[Coral-List] Mat Nolan on 'Coral Fragging Should be banned'

Chad Scott marineconservationkt at gmail.com
Mon Apr 15 19:30:32 UTC 2019

Mat Nolan,

I will do my best to reply to some of your questions.
1) A quick google search can give you the answer to this, I am not sure how
to quantify it to satisfy you, but there are hundreds of news reports
describing success by groups for creating tens of thousands to hundreds of
thousands of asexually produced fragments (generally using only Acropora)
with no mention of monitoring or past success/failures. Of the 5 case
studies presented in the book *Reef Restoration Concepts and
Guidelines *(Edwards
and Gomez 2007), only two had monitoring programs extending longer than 1
year, with the longest monitoring program planned for a maximum of 5 years.
Meaning that most researchers and coral restorationists are looking
primarily only at the small scale or short-term benefits of their programs
without considering long-term consequences of reduced genetic variation. I
have here the abstracts from the 2nd Asia Pacific Coral Reef Symposium; 8
described projects using fragments collected from donor colonies, 6
described adding reef structure, only 1 focused on larvae culturing, and
none focused on the utilization of naturally formed coral fragments. Of the
poster presentations on coral nurseries or transplants; 3 used asexual
cloning from donor corals, 3 larvae culturing, 2 natural fragments, and 1
used fragments from an unlisted source. The two largest projects were from
Bali Island, Indonesia (Onaka *et al.*) and the Gulf of Thailand
(Sritongkam). The first project created 110,000 ramets of *Acropora* sp.
from an unlisted number of donor colonies and monitoring was carried out
for only 1.5 years. The second project has a goal of 80,000 ramets from
branching *Acropora *over 5 years and did not list the number of donor
colonies nor the length of monitoring.

2) your next few questions seem more rhetorical or abstract, but I think
what you are saying is I am missing the point of education and awareness
that these programs bring. I did leave that out of my article, as it is not
a trait specific to asexual propagation.
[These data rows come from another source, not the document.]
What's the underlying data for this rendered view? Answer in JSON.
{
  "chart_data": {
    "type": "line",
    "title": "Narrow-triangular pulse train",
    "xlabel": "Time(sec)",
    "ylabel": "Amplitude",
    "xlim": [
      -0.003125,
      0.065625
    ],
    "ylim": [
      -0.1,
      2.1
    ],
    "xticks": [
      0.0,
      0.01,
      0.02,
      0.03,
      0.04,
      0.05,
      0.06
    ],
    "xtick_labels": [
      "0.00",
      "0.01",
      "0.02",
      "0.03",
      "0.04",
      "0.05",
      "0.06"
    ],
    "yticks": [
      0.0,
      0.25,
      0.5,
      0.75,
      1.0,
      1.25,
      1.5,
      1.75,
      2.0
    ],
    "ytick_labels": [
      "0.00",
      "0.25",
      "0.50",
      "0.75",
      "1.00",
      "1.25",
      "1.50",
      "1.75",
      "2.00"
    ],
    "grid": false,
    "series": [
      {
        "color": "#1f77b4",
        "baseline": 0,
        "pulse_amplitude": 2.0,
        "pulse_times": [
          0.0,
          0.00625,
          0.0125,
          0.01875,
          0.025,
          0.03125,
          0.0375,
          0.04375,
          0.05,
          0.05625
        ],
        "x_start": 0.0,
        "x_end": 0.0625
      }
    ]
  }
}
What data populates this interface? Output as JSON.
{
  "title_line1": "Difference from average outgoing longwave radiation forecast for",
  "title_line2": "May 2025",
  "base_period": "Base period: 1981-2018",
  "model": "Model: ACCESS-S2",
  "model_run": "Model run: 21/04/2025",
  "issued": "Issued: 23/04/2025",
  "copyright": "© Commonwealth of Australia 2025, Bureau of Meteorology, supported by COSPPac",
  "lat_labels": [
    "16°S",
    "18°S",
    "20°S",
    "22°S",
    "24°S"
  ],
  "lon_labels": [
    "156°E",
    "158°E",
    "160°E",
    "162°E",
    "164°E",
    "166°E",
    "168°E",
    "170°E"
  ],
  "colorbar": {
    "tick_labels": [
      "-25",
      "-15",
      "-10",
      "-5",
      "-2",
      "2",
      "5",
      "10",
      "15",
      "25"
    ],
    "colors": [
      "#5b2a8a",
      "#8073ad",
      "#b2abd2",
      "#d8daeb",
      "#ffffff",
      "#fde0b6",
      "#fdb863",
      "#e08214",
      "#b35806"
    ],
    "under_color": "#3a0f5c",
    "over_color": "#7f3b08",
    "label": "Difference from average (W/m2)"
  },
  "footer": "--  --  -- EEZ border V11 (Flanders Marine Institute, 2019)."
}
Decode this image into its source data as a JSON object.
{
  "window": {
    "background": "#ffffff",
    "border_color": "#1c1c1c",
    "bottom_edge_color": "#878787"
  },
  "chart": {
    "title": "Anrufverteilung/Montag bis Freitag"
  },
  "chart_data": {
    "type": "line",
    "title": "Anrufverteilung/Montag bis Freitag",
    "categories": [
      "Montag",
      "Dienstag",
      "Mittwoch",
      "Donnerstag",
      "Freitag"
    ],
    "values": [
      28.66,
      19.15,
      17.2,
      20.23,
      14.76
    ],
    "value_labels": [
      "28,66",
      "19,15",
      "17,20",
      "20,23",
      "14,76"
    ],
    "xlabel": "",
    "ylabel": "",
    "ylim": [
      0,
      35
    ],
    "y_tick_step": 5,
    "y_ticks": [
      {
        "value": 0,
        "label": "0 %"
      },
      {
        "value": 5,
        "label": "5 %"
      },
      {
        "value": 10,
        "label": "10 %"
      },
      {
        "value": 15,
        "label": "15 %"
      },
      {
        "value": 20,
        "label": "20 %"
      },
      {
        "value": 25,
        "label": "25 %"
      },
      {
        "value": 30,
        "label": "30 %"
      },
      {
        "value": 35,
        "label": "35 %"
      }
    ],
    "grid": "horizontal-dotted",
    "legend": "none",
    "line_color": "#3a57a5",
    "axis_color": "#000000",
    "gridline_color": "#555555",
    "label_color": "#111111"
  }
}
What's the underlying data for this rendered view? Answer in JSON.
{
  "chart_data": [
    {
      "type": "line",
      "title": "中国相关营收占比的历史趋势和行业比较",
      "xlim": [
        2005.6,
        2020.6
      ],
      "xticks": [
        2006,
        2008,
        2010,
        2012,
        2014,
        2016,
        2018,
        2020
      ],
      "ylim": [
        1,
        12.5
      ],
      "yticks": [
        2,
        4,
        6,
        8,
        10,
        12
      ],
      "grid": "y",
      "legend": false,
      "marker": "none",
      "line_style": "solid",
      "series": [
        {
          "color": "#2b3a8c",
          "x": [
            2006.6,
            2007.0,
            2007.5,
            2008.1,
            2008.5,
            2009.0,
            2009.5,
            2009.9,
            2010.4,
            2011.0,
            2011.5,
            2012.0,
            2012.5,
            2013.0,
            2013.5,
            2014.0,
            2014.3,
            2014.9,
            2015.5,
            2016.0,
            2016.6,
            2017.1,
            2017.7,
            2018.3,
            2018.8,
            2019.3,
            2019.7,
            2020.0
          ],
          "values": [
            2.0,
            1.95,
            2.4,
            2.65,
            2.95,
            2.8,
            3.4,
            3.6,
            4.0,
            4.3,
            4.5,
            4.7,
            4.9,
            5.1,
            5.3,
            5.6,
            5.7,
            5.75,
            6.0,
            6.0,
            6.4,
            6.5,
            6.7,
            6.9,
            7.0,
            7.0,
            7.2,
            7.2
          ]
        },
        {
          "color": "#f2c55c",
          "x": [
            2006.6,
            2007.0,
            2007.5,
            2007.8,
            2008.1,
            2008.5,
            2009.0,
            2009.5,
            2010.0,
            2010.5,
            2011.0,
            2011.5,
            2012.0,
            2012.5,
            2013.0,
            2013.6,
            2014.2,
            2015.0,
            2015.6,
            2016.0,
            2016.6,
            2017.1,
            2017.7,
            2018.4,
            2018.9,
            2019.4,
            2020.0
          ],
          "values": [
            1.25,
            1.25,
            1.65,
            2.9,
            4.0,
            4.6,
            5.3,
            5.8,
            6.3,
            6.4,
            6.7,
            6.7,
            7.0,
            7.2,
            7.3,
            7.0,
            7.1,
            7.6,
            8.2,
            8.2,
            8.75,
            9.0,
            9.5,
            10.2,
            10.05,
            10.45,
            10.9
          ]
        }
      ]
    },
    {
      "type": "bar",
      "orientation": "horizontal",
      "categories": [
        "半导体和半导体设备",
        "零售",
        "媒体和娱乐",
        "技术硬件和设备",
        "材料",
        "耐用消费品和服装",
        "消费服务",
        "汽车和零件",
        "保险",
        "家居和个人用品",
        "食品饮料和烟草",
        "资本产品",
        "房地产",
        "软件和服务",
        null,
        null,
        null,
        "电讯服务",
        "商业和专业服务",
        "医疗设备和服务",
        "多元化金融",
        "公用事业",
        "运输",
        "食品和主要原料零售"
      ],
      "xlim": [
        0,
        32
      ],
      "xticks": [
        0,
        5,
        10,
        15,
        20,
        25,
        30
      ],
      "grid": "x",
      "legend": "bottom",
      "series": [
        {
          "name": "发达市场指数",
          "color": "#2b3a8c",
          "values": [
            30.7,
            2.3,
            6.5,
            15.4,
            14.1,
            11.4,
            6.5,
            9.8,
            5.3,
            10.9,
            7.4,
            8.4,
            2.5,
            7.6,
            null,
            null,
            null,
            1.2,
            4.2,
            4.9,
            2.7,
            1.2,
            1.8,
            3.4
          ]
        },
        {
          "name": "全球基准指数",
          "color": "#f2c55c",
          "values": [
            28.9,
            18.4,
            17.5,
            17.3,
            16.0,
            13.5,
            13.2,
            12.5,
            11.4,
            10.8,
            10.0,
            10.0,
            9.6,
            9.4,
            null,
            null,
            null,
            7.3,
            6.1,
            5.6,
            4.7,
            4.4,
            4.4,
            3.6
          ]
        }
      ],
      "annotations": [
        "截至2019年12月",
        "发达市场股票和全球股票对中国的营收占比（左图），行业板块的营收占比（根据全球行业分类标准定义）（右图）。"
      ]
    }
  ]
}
In fact, using corals of
opportunity or larvae culturing can have the same educational value, and
even more so because it includes long term projections for the reef and is
based on increasing reef resilience rather than merely focusing on short
term abundance of corals. It also gives people more perspective on the
functional and structural role that individual species of corals pay and
the greater ecological implications of that, all which are ideas that can
be easily consumed by visitors and community members if discussed in the
proper way.

I agree that maybe zoning could help, and I also agree that there should be
avenues for bringing hand-on activities to non-specialists to get involved
in ocean restoration, as too many people see the problems of the ocean as
distant and not affecting them. It is important to get everybody involved
if we want to be successful in saving our oceans, and people on holiday are
a great market for that. I am in no way saying those programs should be
banned, only that their techniques need to follow the best scientific
protocols, and I do not believe fragging fits that description.